Max berkata begitu yakin, dia sangat narsistik, berpikir semuanya dapat dengan mudah ia dapatkan.. dengan paksaan.

"Kau akan menjadi milikku... Dan tidak ada yang akan membawamu pergi dariku. Tidak akan. Dan itu janji."

Max kembali melanjutkan ucapannya, dia terlihat sangat bersungguh-sungguh. Mata elangnya menatap tetap di mata Ann yang sangat takut untuk sekedar mengintip.

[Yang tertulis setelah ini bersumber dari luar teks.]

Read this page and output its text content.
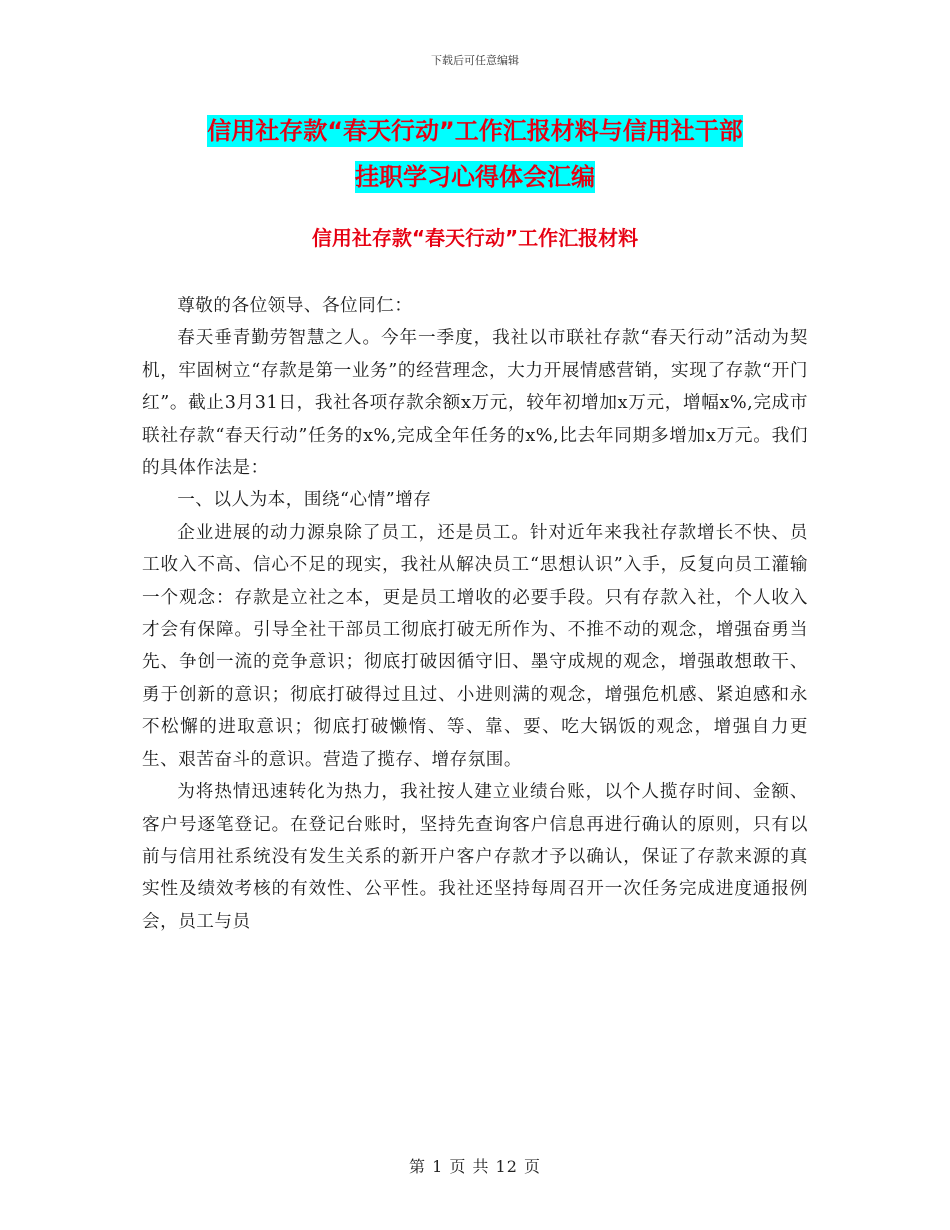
下载后可任意编辑
信用社存款“春天行动”工作汇报材料与信用社干部
挂职学习心得体会汇编
信用社存款“春天行动”工作汇报材料

尊敬的各位领导、各位同仁：

春天垂青勤劳智慧之人。今年一季度，我社以市联社存款“春天行动”活动为契机，牢固树立“存款是第一业务”的经营理念，大力开展情感营销，实现了存款“开门红”。截止3月31日，我社各项存款余额x万元，较年初增加x万元，增幅x%,完成市联社存款“春天行动”任务的x%,完成全年任务的x%,比去年同期多增加x万元。我们的具体作法是：

一、以人为本，围绕“心情”增存

企业进展的动力源泉除了员工，还是员工。针对近年来我社存款增长不快、员工收入不高、信心不足的现实，我社从解决员工“思想认识”入手，反复向员工灌输一个观念：存款是立社之本，更是员工增收的必要手段。只有存款入社，个人收入才会有保障。引导全社干部员工彻底打破无所作为、不推不动的观念，增强奋勇当先、争创一流的竞争意识；彻底打破因循守旧、墨守成规的观念，增强敢想敢干、勇于创新的意识；彻底打破得过且过、小进则满的观念，增强危机感、紧迫感和永不松懈的进取意识；彻底打破懒惰、等、靠、要、吃大锅饭的观念，增强自力更生、艰苦奋斗的意识。营造了揽存、增存氛围。

为将热情迅速转化为热力，我社按人建立业绩台账，以个人揽存时间、金额、客户号逐笔登记。在登记台账时，坚持先查询客户信息再进行确认的原则，只有以前与信用社系统没有发生关系的新开户客户存款才予以确认，保证了存款来源的真实性及绩效考核的有效性、公平性。我社还坚持每周召开一次任务完成进度通报例会，员工与员

第 1 页 共 12 页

Rasa bingung, takut, khawatir bercampur jadi satu di kepala Ann. Ann merasa kepalanya sangat pening, dia seperti ingin ambruk, kehilangan kesadaran. Tapi, tidak, dia harus lari, dan menyelamatkan diri. Namun kuasa untuk melawan itu tidak dimilikinya.

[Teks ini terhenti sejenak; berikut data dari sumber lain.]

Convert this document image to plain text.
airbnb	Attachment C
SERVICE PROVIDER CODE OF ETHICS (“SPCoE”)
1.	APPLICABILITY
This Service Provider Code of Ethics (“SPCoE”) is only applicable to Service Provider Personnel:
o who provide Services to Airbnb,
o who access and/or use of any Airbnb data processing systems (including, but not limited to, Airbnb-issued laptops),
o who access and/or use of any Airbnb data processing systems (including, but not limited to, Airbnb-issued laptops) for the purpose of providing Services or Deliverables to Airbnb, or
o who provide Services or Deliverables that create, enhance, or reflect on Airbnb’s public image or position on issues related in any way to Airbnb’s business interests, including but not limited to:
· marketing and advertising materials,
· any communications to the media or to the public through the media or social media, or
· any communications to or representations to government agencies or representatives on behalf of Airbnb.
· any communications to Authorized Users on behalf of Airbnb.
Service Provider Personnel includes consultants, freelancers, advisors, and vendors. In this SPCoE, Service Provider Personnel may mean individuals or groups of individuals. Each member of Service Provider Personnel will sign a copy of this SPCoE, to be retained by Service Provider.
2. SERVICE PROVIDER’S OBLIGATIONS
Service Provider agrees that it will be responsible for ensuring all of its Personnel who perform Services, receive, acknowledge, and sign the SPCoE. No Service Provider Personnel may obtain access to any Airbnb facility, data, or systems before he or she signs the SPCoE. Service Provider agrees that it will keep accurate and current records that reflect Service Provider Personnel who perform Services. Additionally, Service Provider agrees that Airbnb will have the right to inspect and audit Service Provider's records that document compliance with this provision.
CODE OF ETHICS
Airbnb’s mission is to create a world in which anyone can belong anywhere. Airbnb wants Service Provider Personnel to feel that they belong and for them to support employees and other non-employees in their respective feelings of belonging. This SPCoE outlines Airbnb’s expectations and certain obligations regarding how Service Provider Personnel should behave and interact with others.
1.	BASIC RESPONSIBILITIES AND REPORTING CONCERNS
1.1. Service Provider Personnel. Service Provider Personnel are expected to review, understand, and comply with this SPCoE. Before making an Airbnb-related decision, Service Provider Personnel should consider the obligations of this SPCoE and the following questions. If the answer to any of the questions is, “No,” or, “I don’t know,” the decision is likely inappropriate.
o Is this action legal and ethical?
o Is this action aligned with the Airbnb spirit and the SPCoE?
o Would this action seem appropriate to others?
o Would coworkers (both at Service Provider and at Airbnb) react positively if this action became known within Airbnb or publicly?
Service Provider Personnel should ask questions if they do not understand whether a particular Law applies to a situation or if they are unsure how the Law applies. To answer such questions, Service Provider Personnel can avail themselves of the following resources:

"Jawab aku, Ann, jawab! Jangan diam saja seperti orang bisu! Jawab aku! Katakan kau bersedia menjadi milikku!" Max mulai tidak sabar lagi dan lagi.

Apakah dia tidak sadar kelakuannya itu yang membuat Ann sangat ketakutan hingga membuat suaranya tertahan di kerongkongan?

"Max..." Suara Ann sangat lirih dan bergetar.

"Iya, sayangku? Apa kau akan berkata iya? Kumohon, aku butuh persetujuanmu, Ann." Max menggenggam tangannya.

"Jangan aku, mengapa aku, jangan... tolong jangan... lakukan ini padaku..." Ann terbata-bata dengan suaranya.

Alis tebal Max berkerut tidak senang. "Apa maksudmu?"

"Mengapa... kau melakukan ini padaku? Jangan.." Ann mengakhiri kalimatnya dengan gelengan kecil.

"Apa yang kau tanyakan? Apakah yang aku lakukan salah? Tidak! Aku hanya ingin melindungimu dengan kau menjadi milikku, Ann!"

Max melepaskan genggaman tangannya dengan kesal.

"Kau dan aku sama-sama sudah tidak memiliki siapapun di dunia ini. Kau tahu itu. Dan sekarang... aku hanya ingin kita saling memiliki satu sama lain! Apakah itu salah?!" Max mulai membentak.

"Aku mengerti, Max. Tapi.. mengertilah maksudku, bukan seperti ini caranya."

"Lalu bagaimana?! Katakan padaku bagaimana cara yang menurutmu benar itu, Ann! Dengan tidak memilikimu dan membiarkanmu direbut orang lain?! Aku tidak mau!"

Ya, itulah Max. Dia tidak pernah mau mendengarkan orang lain. Keras kepala, dan egois. Ann sudah sangat mengetahui itu bahkan untuk seluruh usianya.

"Apa kau lupa orangtuaku sudah menampung seluruh hidupmu selama ini. Aku bukan orang jahat. Aku hanya ingin melindungimu, memilikimu. Apa itu salah?!"

Lagi-lagi fakta itu. Fakta bahwa jasa kedua orang tua Max tidak bisa Ann sepelekan begitu saja.

"Jadi kau ingin aku balas budi--"

"Ya, dengan jadi milikku. Hanya milikku."

Ann terdiam, mencoba mencari celah dalam pikiran Max yang sudah tertutup oleh obsesi dan narsisme.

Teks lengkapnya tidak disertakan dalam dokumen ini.